A Southcentral Alaska prison that was closed for about five years will reopen Monday after a nearly $17 million renovation project, corrections officials said.
The reopening of the Palmer Correctional Center in Sutton will add about 300 beds to the state’s current prison capacity of about 5,200, Alaska Public Media reported Wednesday. The prison was closed in 2016 because of a declining inmate population and in an effort to restructure costs.
Criminal justice reform advocates expressed concern about the timing of the reopening and what it says about the overall direction of Alaska’s justice system, with prison populations continuing to increase.
“More beds does not make us safer,” said Megan Edge, spokesperson for the American Civil Liberties Union of Alaska.
The number of people incarcerated in Alaska increased over the last two years until it fell during the pandemic. It’s currently operating at about 95% capacity.
Edge said it will only be a matter of time before the reopened Palmer facility is at capacity. She said a more humane and cost-effective option would be to move people to parole and other reentry programs.
“The solution is to lower the prison population,” she said. “It is not to just keep building more warehouses -- the solution is to decarcerate, get people rehabilitated and out of jail.”

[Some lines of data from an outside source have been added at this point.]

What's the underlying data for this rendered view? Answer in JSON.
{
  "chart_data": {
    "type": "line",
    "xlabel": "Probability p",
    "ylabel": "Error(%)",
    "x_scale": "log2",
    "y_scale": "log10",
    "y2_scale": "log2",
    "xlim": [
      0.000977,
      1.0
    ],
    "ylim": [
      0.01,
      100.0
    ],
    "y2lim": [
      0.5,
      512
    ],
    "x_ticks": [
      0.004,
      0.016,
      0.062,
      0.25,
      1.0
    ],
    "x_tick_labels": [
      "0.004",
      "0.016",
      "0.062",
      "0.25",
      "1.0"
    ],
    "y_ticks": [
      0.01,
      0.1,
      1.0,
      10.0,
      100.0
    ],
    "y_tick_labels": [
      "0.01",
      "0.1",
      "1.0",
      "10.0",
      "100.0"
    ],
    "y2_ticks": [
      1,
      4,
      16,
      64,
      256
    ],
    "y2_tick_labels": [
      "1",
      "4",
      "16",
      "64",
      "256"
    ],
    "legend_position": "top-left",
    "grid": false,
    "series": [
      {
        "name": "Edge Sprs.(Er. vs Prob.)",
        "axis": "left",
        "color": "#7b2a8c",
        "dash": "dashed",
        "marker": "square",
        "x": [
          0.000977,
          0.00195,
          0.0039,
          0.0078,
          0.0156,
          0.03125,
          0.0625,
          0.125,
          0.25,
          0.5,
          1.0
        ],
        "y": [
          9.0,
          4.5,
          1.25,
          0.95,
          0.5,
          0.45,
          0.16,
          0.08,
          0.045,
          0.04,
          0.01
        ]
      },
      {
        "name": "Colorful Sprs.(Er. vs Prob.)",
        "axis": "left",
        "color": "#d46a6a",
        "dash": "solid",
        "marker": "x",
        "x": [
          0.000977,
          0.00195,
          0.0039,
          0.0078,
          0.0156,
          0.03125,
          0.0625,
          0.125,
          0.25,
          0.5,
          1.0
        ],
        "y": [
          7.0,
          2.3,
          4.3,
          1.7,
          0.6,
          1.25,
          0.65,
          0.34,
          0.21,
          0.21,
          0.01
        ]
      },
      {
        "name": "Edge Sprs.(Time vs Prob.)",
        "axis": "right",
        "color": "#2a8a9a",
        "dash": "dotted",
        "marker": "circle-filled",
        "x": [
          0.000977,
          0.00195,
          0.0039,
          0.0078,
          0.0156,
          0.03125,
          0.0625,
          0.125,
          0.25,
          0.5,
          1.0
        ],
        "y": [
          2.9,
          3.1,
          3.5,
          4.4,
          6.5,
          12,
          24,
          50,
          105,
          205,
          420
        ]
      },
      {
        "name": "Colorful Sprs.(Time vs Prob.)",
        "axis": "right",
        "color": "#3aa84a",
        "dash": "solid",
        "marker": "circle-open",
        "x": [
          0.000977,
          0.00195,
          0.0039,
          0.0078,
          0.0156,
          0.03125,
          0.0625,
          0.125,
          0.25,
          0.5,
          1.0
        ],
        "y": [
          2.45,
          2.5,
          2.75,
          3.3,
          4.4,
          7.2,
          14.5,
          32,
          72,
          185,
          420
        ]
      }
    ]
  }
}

The renovated prison will be divided into medium- and minimum-security wings. It will house people serving sentences and those awaiting sentencing.

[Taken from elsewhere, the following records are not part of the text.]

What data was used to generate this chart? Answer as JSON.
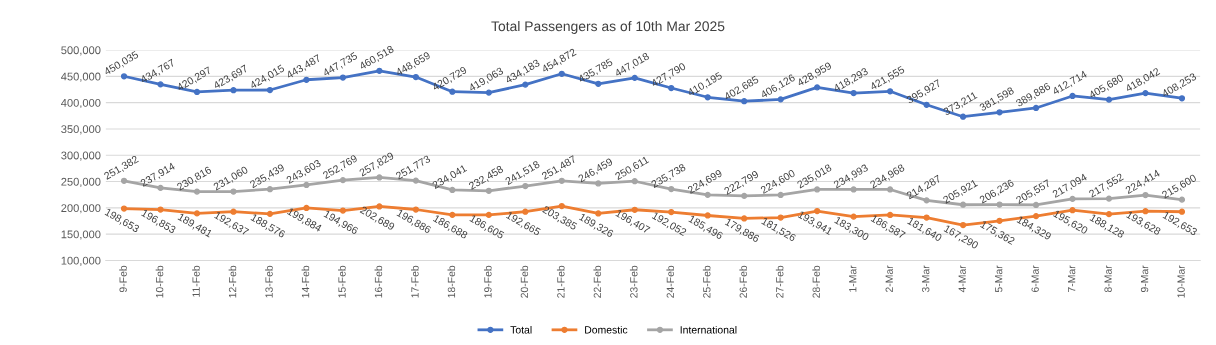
{
  "chart_data": {
    "type": "line",
    "title": "Total Passengers as of 10th Mar 2025",
    "categories": [
      "9-Feb",
      "10-Feb",
      "11-Feb",
      "12-Feb",
      "13-Feb",
      "14-Feb",
      "15-Feb",
      "16-Feb",
      "17-Feb",
      "18-Feb",
      "19-Feb",
      "20-Feb",
      "21-Feb",
      "22-Feb",
      "23-Feb",
      "24-Feb",
      "25-Feb",
      "26-Feb",
      "27-Feb",
      "28-Feb",
      "1-Mar",
      "2-Mar",
      "3-Mar",
      "4-Mar",
      "5-Mar",
      "6-Mar",
      "7-Mar",
      "8-Mar",
      "9-Mar",
      "10-Mar"
    ],
    "series": [
      {
        "name": "Total",
        "color": "#4472c4",
        "values": [
          450035,
          434767,
          420297,
          423697,
          424015,
          443487,
          447735,
          460518,
          448659,
          420729,
          419063,
          434183,
          454872,
          435785,
          447018,
          427790,
          410195,
          402685,
          406126,
          428959,
          418293,
          421555,
          395927,
          373211,
          381598,
          389886,
          412714,
          405680,
          418042,
          408253
        ],
        "value_labels": [
          "450,035",
          "434,767",
          "420,297",
          "423,697",
          "424,015",
          "443,487",
          "447,735",
          "460,518",
          "448,659",
          "420,729",
          "419,063",
          "434,183",
          "454,872",
          "435,785",
          "447,018",
          "427,790",
          "410,195",
          "402,685",
          "406,126",
          "428,959",
          "418,293",
          "421,555",
          "395,927",
          "373,211",
          "381,598",
          "389,886",
          "412,714",
          "405,680",
          "418,042",
          "408,253"
        ]
      },
      {
        "name": "Domestic",
        "color": "#ed7d31",
        "values": [
          198653,
          196853,
          189481,
          192637,
          188576,
          199884,
          194966,
          202689,
          196886,
          186688,
          186605,
          192665,
          203385,
          189326,
          196407,
          192052,
          185496,
          179886,
          181526,
          193941,
          183300,
          186587,
          181640,
          167290,
          175362,
          184329,
          195620,
          188128,
          193628,
          192653
        ],
        "value_labels": [
          "198,653",
          "196,853",
          "189,481",
          "192,637",
          "188,576",
          "199,884",
          "194,966",
          "202,689",
          "196,886",
          "186,688",
          "186,605",
          "192,665",
          "203,385",
          "189,326",
          "196,407",
          "192,052",
          "185,496",
          "179,886",
          "181,526",
          "193,941",
          "183,300",
          "186,587",
          "181,640",
          "167,290",
          "175,362",
          "184,329",
          "195,620",
          "188,128",
          "193,628",
          "192,653"
        ]
      },
      {
        "name": "International",
        "color": "#a5a5a5",
        "values": [
          251382,
          237914,
          230816,
          231060,
          235439,
          243603,
          252769,
          257829,
          251773,
          234041,
          232458,
          241518,
          251487,
          246459,
          250611,
          235738,
          224699,
          222799,
          224600,
          235018,
          234993,
          234968,
          214287,
          205921,
          206236,
          205557,
          217094,
          217552,
          224414,
          215600
        ],
        "value_labels": [
          "251,382",
          "237,914",
          "230,816",
          "231,060",
          "235,439",
          "243,603",
          "252,769",
          "257,829",
          "251,773",
          "234,041",
          "232,458",
          "241,518",
          "251,487",
          "246,459",
          "250,611",
          "235,738",
          "224,699",
          "222,799",
          "224,600",
          "235,018",
          "234,993",
          "234,968",
          "214,287",
          "205,921",
          "206,236",
          "205,557",
          "217,094",
          "217,552",
          "224,414",
          "215,600"
        ]
      }
    ],
    "ylim": [
      100000,
      500000
    ],
    "yticks": [
      {
        "value": 100000,
        "label": "100,000"
      },
      {
        "value": 150000,
        "label": "150,000"
      },
      {
        "value": 200000,
        "label": "200,000"
      },
      {
        "value": 250000,
        "label": "250,000"
      },
      {
        "value": 300000,
        "label": "300,000"
      },
      {
        "value": 350000,
        "label": "350,000"
      },
      {
        "value": 400000,
        "label": "400,000"
      },
      {
        "value": 450000,
        "label": "450,000"
      },
      {
        "value": 500000,
        "label": "500,000"
      }
    ],
    "grid": "y",
    "legend": "bottom",
    "marker": "circle",
    "line_style": "solid"
  }
}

Palmer Correctional Co-Superintendent Deirdre Banachowicz said overall, the facility is more desirable for incarcerated people than others where she has worked.
“Each one of the rooms has windows in it, which is kind of unlike other facilities. You have beautiful mountain views. It’s just a different environment in general,” she said. “And I think it’s very conducive to rehabilitation.”

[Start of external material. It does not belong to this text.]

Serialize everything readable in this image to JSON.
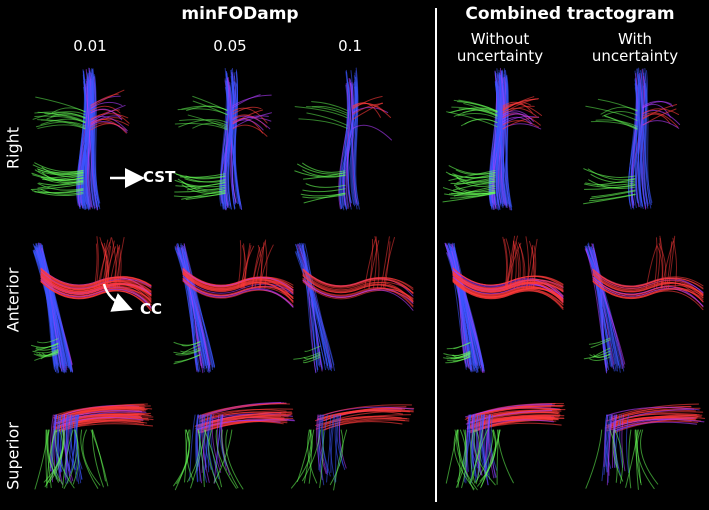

She said the rooms are dormitory-styled housing, with a large outdoor recreation areas on the minimum-security side and a gym on the other side.
“It’s hard to call them cells,” she said.
The state estimates it will cost about $15 million a year to operate the prison.
Edge said that money would be better spent on services to help people leaving prison to find good jobs and provide better mental health care. The state found in 2019 that it costs about $60,000 a year to house each inmate.
“The reality of that is, taxpayers really carry that burden,” Edge said. “And it shouldn’t just be about money. The reality is when you incarcerate one person in a family, the likelihood that other people in that family also go to jail also goes up.”
A union leader also expressed concern about what the prison’s reopening may mean for understaffed corrections officers who he said already work mandatory overtime and are called to work on their days off.
“It’s insanity, really, to take staff away from institutions that are already compromising the safety of their staff and the inmates that they’re caring for to ramp up and open a new facility,” Randy McLellan, president of Alaska Correctional Officers Association, told Alaska Public Media.
The prison system has experienced an exodus of workers since the beginning of the year, but McLellan said corrections officers were hit hard since they were already overworked before the pandemic. The Department of Corrections said 1 in 10 corrections officer positions are unfilled, and McLellan said that could force prisons to operate to fewer officers.
“Jails don’t ever shut down -- you’ve got people under your care that need it 24/7. So what you do is you operate with less security staff. That creates an incredibly unsafe situation in the facility,” he said.
Banachowicz and the prison’s other co-superintendent, Jason Hamilton, called that concern unfounded.
They said through staff transfers and new recruits, they do not anticipate difficulty in hiring the 106 officers needed to operate the reopened prison at full capacity by October. The state is offering a $5,000 signing bonus to entice applicants.